4ème étape : La honte

Cette "honte d’être" (R. Roussillon, 1999 b) éprouvée par le sujet est le premier signal de l’entrée prochaine dans la dépression. Dans

‘« La honte d’être […] Le sujet n’est plus seulement en risque de perdre la face, il n’a jamais réellement trouvé sa face. » (A.Ferrant, 2000, p. 12) ’

Le sujet témoigne d’une défaillance primaire dans sa relation avec l’objet. Ce qui a été renvoyé par l’objet n’était pas de nature à le revaloriser. Il manquait à l’objet primaire cette capacité à s’émerveiller devant son bébé ( R. Roussillon, 1999 c).

‘« La honte […] contient toujours la trace d’un certain type d’échange et surtout d’une relative faillite ou défaillance de la fonction réfléchissante de l’environnement. » (A. Ciccone & A.Ferrant, 2004, p.178) ’

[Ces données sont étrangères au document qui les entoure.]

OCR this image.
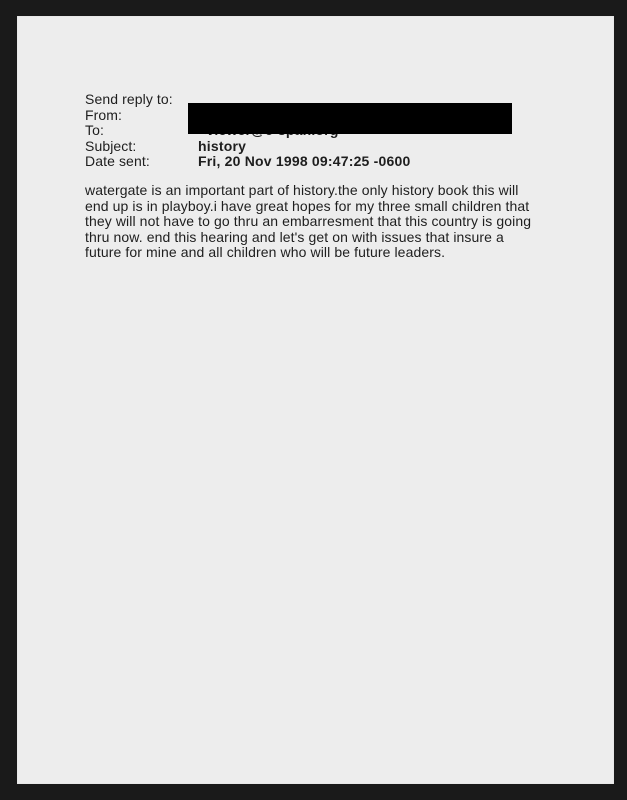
Send reply to:
From:
To:
Subject:	history
Date sent:	Fri, 20 Nov 1998 09:47:25 -0600
watergate is an important part of history.the only history book this will
end up is in playboy.i have great hopes for my three small children that
they will not have to go thru an embarresment that this country is going
thru now. end this hearing and let's get on with issues that insure a
future for mine and all children who will be future leaders.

La honte, totale à ce stade « témoigne de l’échec du moi au regard de son projet narcissique. » (A. Ciccone et A. Ferrant, 2004, p.177) En effet, le sujet réalisant la limite de ses capacités, c’est une véritable dévalorisation narcissique qui s’installe progressivement. Il a alors un vécu d’infériorité qu’il va d’abord camoufler par des actes agressifs et même parfois violents. La honte étant pour lui la reconnaissance totale de son infériorité, il a peur de la montrer et donc il la masque. Cet état correspond à une phase intermédiaire avant le retour à un état d’effondrement psychique. Ici le sujet se bat encore contre sa situation. Il réalise qu’il a de graves difficultés d’apprentissage mais il essaie encore tant bien que mal de les dissimuler. Toutefois, il sera bientôt submergé et ne pourra faire face. La honte de ne pas pouvoir exécuter une tâche, alors qu’il aimerait tant réussir, est source d’une grande souffrance psychique pour le sujet. Il fait tout ce qu’il peut pour qu’elle ne l’envahisse pas, alors qu’elle est pourtant si présente. Tout est fait ici dans ces comportements agressifs et même violents pour contrôler la honte, pour la maîtriser, pour éviter qu’elle ne transparaisse au dehors. Mais « ce surgissement violent de la honte » (A. Ferrant, 2001) va bientôt le submerger et il ne pourra faire face. La honte, déniée pendant un temps, permettra au sujet, au niveau de l’état de honte totale, d’admettre progressivement ses difficultés. Au stade suivant, à savoir celui de la dépression, la reconnaissance est complète. Le sujet ne peut alors plus résister à ce sentiment qui l’écrase. C’est à ce moment que la honte devient plus visible engendrant l’état dépressif de l’étape suivante. Le sujet se replie sur lui-même et ne voit plus aucun intérêt à travailler, à dialoguer avec les autres ou même à jouer. Il est narcissiquement atteint. Il l’exprime alors : « Je suis nul ! », « J’arriverai jamais ! » , « Je suis fou ! », etc. La honte ayant pris le dessus sur lui, la souffrance psychique est majeure. Elle a envahi le sujet et il ne la contrôle plus. Il a alors une image très dévalorisée de lui-même.